Potential issues and limitations

There are some potential issues and limitations that a KB derived from the literature may have that we need to be aware of when constructing a KB for human microbiome and disease associations. The KB will share the bias of the published literature. One of the well-known bias of the published literature is toward topics that are well funded; therefore, microbes and diseases that are intensively studied with rich funding will be covered more than those otherwise. Paywalls may be another issue for the construction of KBs but may be alleviated if publishers such as Elsevier and Springer Nature recognize that KBs add values to their contents and are willing to open text and data mining APIs to facilitate their subscribers to mine their paywalled contents automatically. Finally, eventually, the KB will need to cover non-English publications. For the moment, since NLP for languages other than English and machine translation are progressing rapidly, KB construction approaches developed for mining English publications can potentially be extended to other languages, though the amount of non-English publications at the moment may not justify the costs to include them. Moreover, non-English publications may already use Latin scientific names of bacteria for which a bacteria name entity extractor designed for English publications may still work with trivial changes.

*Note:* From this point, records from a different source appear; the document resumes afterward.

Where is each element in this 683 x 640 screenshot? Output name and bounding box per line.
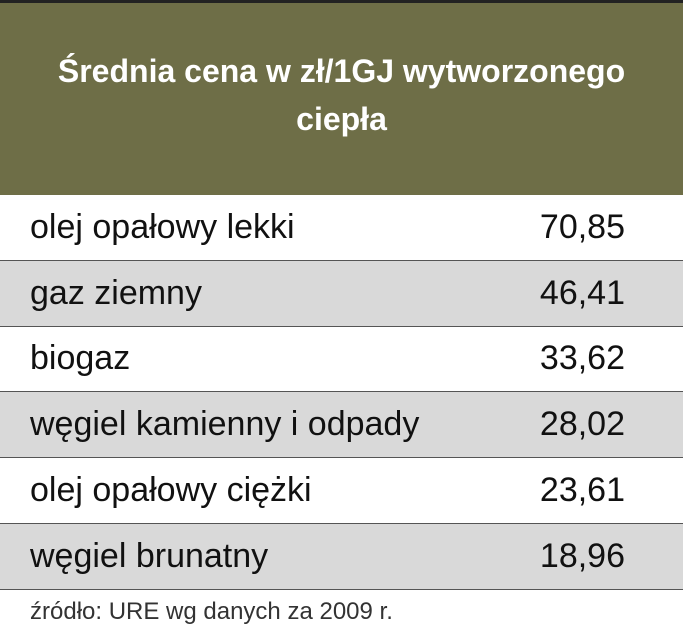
table-row: węgiel kamienny i odpady 28,02 bbox=[0, 392, 683, 459]
table-row: gaz ziemny 46,41 bbox=[0, 260, 683, 327]
table: olej opałowy lekki 70,85 gaz ziemny 46,41 bi… bbox=[0, 195, 683, 590]
source-note: źródło: URE wg danych za 2009 r. bbox=[30, 598, 393, 625]
row-value: 46,41 bbox=[539, 273, 625, 312]
row-label: węgiel brunatny bbox=[30, 536, 269, 575]
row-label: olej opałowy lekki bbox=[30, 207, 295, 246]
header: Średnia cena w zł/1GJ wytworzonego ciepł… bbox=[0, 0, 683, 195]
table-row: olej opałowy ciężki 23,61 bbox=[0, 458, 683, 524]
row-label: biogaz bbox=[30, 339, 131, 378]
row-value: 23,61 bbox=[539, 471, 625, 510]
row-label: węgiel kamienny i odpady bbox=[30, 405, 420, 444]
row-value: 28,02 bbox=[539, 405, 625, 444]
row-label: gaz ziemny bbox=[30, 273, 202, 312]
row-label: olej opałowy ciężki bbox=[30, 471, 312, 510]
table-row: biogaz 33,62 bbox=[0, 327, 683, 393]
title: Średnia cena w zł/1GJ wytworzonego ciepł… bbox=[57, 53, 626, 137]
row-value: 18,96 bbox=[539, 536, 625, 575]
row-value: 70,85 bbox=[539, 207, 625, 246]
table-row: węgiel brunatny 18,96 bbox=[0, 523, 683, 590]
row-value: 33,62 bbox=[539, 339, 625, 378]
table-row: olej opałowy lekki 70,85 bbox=[0, 195, 683, 261]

In sum, the construction of a knowledge base of human microbiome-disease associations will be critical due to the rapidly expanding literature in the area, but the execution of this construction comes with several key technical challenges. In this article, we have identified the primary challenges, discussed the state of the art for each associated task, identified the limitations of current approaches and resources, and made our proposals for moving toward a fully realized KB of human microbiome-disease associations. It will be important going forward to identify specific entities of interest (both microbes and diseases), develop standard taxonomies of these entities, and curate relevant datasets in order to accelerate progress in this area. It is our hope that this critical survey will motivate the community to engage in more research on this important topic.